NPSA: Nonorthogonal Principal Skewness Analysis

IEEE Trans Image Process. 2020 Apr 13. doi: 10.1109/TIP.2020.2984849. Online ahead of print.

Abstract

Principal skewness analysis (PSA) has been introduced for feature extraction in hyperspectral imagery. As a thirdorder generalization of principal component analysis (PCA), its solution of searching for the local maximum skewness direction is transformed into the problem of calculating the eigenpairs (the eigenvalues and the corresponding eigenvectors) of a coskewness tensor. By combining a fixed-point method with an orthogonal constraint, the new eigenpairs are prevented from converging to the same previously determined maxima.
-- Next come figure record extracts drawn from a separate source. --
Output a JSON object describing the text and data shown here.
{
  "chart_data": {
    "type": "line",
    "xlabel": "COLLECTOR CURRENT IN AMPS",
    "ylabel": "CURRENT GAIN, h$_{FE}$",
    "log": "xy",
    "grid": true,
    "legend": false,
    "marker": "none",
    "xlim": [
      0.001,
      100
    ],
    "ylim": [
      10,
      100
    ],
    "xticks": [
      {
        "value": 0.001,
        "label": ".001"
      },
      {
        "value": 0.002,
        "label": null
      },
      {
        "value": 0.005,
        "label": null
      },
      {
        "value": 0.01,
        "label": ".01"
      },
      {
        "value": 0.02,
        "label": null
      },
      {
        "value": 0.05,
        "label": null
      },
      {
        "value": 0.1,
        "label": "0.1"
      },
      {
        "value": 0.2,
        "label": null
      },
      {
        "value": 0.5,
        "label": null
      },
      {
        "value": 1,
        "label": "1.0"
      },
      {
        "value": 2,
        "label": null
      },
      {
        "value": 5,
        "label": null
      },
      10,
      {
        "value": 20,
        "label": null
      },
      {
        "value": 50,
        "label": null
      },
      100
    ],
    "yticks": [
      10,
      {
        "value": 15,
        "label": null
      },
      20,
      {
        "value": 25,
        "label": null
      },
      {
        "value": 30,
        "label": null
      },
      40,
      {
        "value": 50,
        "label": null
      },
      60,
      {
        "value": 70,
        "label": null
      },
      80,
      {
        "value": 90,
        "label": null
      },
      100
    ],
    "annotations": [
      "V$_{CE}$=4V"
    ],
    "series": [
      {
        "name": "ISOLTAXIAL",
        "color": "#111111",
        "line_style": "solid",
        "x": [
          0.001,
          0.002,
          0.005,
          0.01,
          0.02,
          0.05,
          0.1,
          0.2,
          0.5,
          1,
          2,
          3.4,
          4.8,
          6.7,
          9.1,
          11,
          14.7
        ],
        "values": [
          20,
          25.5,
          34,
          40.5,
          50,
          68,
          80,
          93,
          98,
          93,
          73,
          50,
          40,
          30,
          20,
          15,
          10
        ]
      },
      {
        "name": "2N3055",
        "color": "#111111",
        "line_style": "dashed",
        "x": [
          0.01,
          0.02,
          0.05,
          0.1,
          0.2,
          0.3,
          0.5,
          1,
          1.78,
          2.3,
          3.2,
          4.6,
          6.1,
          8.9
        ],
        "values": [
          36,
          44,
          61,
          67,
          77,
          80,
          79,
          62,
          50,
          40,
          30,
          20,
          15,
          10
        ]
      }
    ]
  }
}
However, in general, the eigenvectors of the supersymmetric tensor are not inherently orthogonal, which implies that the results obtained by the search strategy used in PSA may unavoidably deviate from the actual eigenpairs. In this paper, we propose a new nonorthogonal search strategy to so lve this problem and the new algorithm is named nonorthogonal principal skewness analysis (NPSA). The contribution of NPSA lies in the finding that the search space of the eigenvector to be determined can be enlarged by using the orthogonal complement of the Kronecker product of the previous eigenvector with itself, instead of its orthogonal complement space. We also give a detailed theoretical proof on why we can obtain the more accurate eigenpairs through the new search strategy by comparison with PSA. In addition, after some algebraic derivations, the complexity of the presented algorithm is also greatly reduced. Experiments with both simulated data and real multi/hyperspectral imagery demonstrate its validity in feature extraction.